Stankiewicz’s semi-final opponent is 2007-born Russian, Maria Golovina, who has an eye-catching 70-26 career record at Junior level. Currently ranked 109th in the world, Golovina has already won two titles this season at Chandigarh (J100) and Kolkata (J200), though has never won on clay.

Also reaching a final in New Delhi, Golovina finished her stint in India with a massive 14-1 record and if she can salute in Cairo, would mean she moves to 19-1 for the 2024 season and entry into the top 100 for the first time.

The semi-finals take place at 10am local time which is 7pm tonight AEDST.


Sonja Zhiyenbayeva (KAZ) vs. Malak El Allami (MAR)
[2] Monika Stankiewicz (POL) vs. Maria Golovina (RUS)

Meanwhile in the boys’ top seed Maxim Mrva is red-hot favourite to take out the Cairo title, reaching the final four without dropping a set.
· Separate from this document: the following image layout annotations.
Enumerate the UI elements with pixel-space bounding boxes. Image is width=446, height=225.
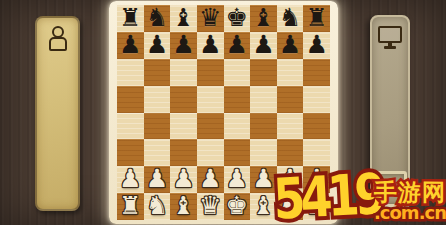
square-g2[interactable]: ♟ bbox=[277, 166, 304, 193]
black-knight: ♞ bbox=[279, 5, 301, 30]
black-pawn: ♟ bbox=[172, 32, 194, 57]
white-bishop: ♝ bbox=[252, 193, 274, 218]
square-b4[interactable] bbox=[144, 113, 171, 140]
white-rook: ♜ bbox=[305, 193, 327, 218]
square-c7[interactable]: ♟ bbox=[170, 32, 197, 59]
white-pawn: ♟ bbox=[146, 166, 168, 191]
square-f2[interactable]: ♟ bbox=[250, 166, 277, 193]
player-panel-computer bbox=[370, 15, 410, 211]
square-a7[interactable]: ♟ bbox=[117, 32, 144, 59]
square-d6[interactable] bbox=[197, 59, 224, 86]
monitor-icon-base bbox=[384, 46, 396, 49]
square-d5[interactable] bbox=[197, 86, 224, 113]
chess-game-screen: ♜♞♝♛♚♝♞♜♟♟♟♟♟♟♟♟♟♟♟♟♟♟♟♟♜♞♝♛♚♝♞♜ 5419 54… bbox=[0, 0, 446, 225]
white-pawn: ♟ bbox=[305, 166, 327, 191]
square-e7[interactable]: ♟ bbox=[224, 32, 251, 59]
black-knight: ♞ bbox=[146, 5, 168, 30]
white-pawn: ♟ bbox=[172, 166, 194, 191]
square-g6[interactable] bbox=[277, 59, 304, 86]
person-icon bbox=[49, 26, 67, 50]
white-rook: ♜ bbox=[119, 193, 141, 218]
white-bishop: ♝ bbox=[172, 193, 194, 218]
square-c4[interactable] bbox=[170, 113, 197, 140]
square-b7[interactable]: ♟ bbox=[144, 32, 171, 59]
square-e3[interactable] bbox=[224, 139, 251, 166]
square-e6[interactable] bbox=[224, 59, 251, 86]
square-c6[interactable] bbox=[170, 59, 197, 86]
white-king: ♚ bbox=[226, 193, 248, 218]
black-pawn: ♟ bbox=[199, 32, 221, 57]
player-panel-human bbox=[35, 16, 80, 211]
square-b5[interactable] bbox=[144, 86, 171, 113]
black-pawn: ♟ bbox=[305, 32, 327, 57]
black-pawn: ♟ bbox=[279, 32, 301, 57]
square-c8[interactable]: ♝ bbox=[170, 5, 197, 32]
black-rook: ♜ bbox=[305, 5, 327, 30]
square-g5[interactable] bbox=[277, 86, 304, 113]
square-e4[interactable] bbox=[224, 113, 251, 140]
white-knight: ♞ bbox=[146, 193, 168, 218]
square-a2[interactable]: ♟ bbox=[117, 166, 144, 193]
square-b1[interactable]: ♞ bbox=[144, 193, 171, 220]
chess-board[interactable]: ♜♞♝♛♚♝♞♜♟♟♟♟♟♟♟♟♟♟♟♟♟♟♟♟♜♞♝♛♚♝♞♜ bbox=[117, 5, 330, 220]
white-pawn: ♟ bbox=[252, 166, 274, 191]
black-bishop: ♝ bbox=[172, 5, 194, 30]
white-pawn: ♟ bbox=[199, 166, 221, 191]
square-h4[interactable] bbox=[303, 113, 330, 140]
white-pawn: ♟ bbox=[119, 166, 141, 191]
monitor-icon bbox=[378, 26, 402, 48]
square-h7[interactable]: ♟ bbox=[303, 32, 330, 59]
black-pawn: ♟ bbox=[226, 32, 248, 57]
square-g3[interactable] bbox=[277, 139, 304, 166]
square-g4[interactable] bbox=[277, 113, 304, 140]
square-h3[interactable] bbox=[303, 139, 330, 166]
chess-board-frame: ♜♞♝♛♚♝♞♜♟♟♟♟♟♟♟♟♟♟♟♟♟♟♟♟♜♞♝♛♚♝♞♜ bbox=[109, 1, 338, 224]
monitor-icon-screen bbox=[378, 26, 402, 43]
square-c1[interactable]: ♝ bbox=[170, 193, 197, 220]
black-rook: ♜ bbox=[119, 5, 141, 30]
square-f3[interactable] bbox=[250, 139, 277, 166]
square-e2[interactable]: ♟ bbox=[224, 166, 251, 193]
square-b8[interactable]: ♞ bbox=[144, 5, 171, 32]
square-a1[interactable]: ♜ bbox=[117, 193, 144, 220]
black-bishop: ♝ bbox=[252, 5, 274, 30]
square-d8[interactable]: ♛ bbox=[197, 5, 224, 32]
square-h5[interactable] bbox=[303, 86, 330, 113]
square-b3[interactable] bbox=[144, 139, 171, 166]
person-icon-body bbox=[49, 37, 67, 51]
square-f5[interactable] bbox=[250, 86, 277, 113]
square-a5[interactable] bbox=[117, 86, 144, 113]
square-a6[interactable] bbox=[117, 59, 144, 86]
square-a8[interactable]: ♜ bbox=[117, 5, 144, 32]
black-pawn: ♟ bbox=[146, 32, 168, 57]
square-d7[interactable]: ♟ bbox=[197, 32, 224, 59]
square-d3[interactable] bbox=[197, 139, 224, 166]
square-e8[interactable]: ♚ bbox=[224, 5, 251, 32]
square-f7[interactable]: ♟ bbox=[250, 32, 277, 59]
square-d4[interactable] bbox=[197, 113, 224, 140]
white-pawn: ♟ bbox=[279, 166, 301, 191]
square-h8[interactable]: ♜ bbox=[303, 5, 330, 32]
square-g8[interactable]: ♞ bbox=[277, 5, 304, 32]
square-a3[interactable] bbox=[117, 139, 144, 166]
square-h2[interactable]: ♟ bbox=[303, 166, 330, 193]
square-d1[interactable]: ♛ bbox=[197, 193, 224, 220]
white-queen: ♛ bbox=[199, 193, 221, 218]
square-e5[interactable] bbox=[224, 86, 251, 113]
white-knight: ♞ bbox=[279, 193, 301, 218]
square-c3[interactable] bbox=[170, 139, 197, 166]
white-pawn: ♟ bbox=[226, 166, 248, 191]
square-h1[interactable]: ♜ bbox=[303, 193, 330, 220]
square-b2[interactable]: ♟ bbox=[144, 166, 171, 193]
square-c5[interactable] bbox=[170, 86, 197, 113]
captured-piece-tray bbox=[373, 171, 407, 207]
square-e1[interactable]: ♚ bbox=[224, 193, 251, 220]
square-f1[interactable]: ♝ bbox=[250, 193, 277, 220]
black-pawn: ♟ bbox=[119, 32, 141, 57]
square-f8[interactable]: ♝ bbox=[250, 5, 277, 32]
square-h6[interactable] bbox=[303, 59, 330, 86]
square-g1[interactable]: ♞ bbox=[277, 193, 304, 220]
square-f6[interactable] bbox=[250, 59, 277, 86]
square-b6[interactable] bbox=[144, 59, 171, 86]
square-a4[interactable] bbox=[117, 113, 144, 140]
black-pawn: ♟ bbox=[252, 32, 274, 57]
black-queen: ♛ bbox=[199, 5, 221, 30]
square-f4[interactable] bbox=[250, 113, 277, 140]
square-c2[interactable]: ♟ bbox=[170, 166, 197, 193]
square-g7[interactable]: ♟ bbox=[277, 32, 304, 59]
black-king: ♚ bbox=[226, 5, 248, 30]
square-d2[interactable]: ♟ bbox=[197, 166, 224, 193]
He takes on unseeded Italian Daniele Rapagnetta, with the top 100 player unfortunately copping top 20 players Nicolai Budkova Kjaer and Hayden Jones in the first rounds at Traralgon and the Australian Open to start the year.

Morocco also has an entrant in the boys semi-finals with third seed Reda Bennani making it there. Turning 17 on Friday, a semi-final win could be the perfect present. The world number 28 locks horns with seventh seeded Serbian, Marko Maksimovic. The 18-year-old Serb is coming of an impressive straight sets win over top 20 Romanian and second seed, Luca Preda in the quarter finals.

Bennani and Maksimovic played on clay in August last year, with the former winning in the J300 Pancevo event, 7-6 7-6. Maksimovic is searching for his fifth title, while Bennani has won five though only one at J200 level, which funnily enough was at Cairo last year. An Egyptian clay specialist, Bennani has won trophies at J2, J3 and J5 level in the city.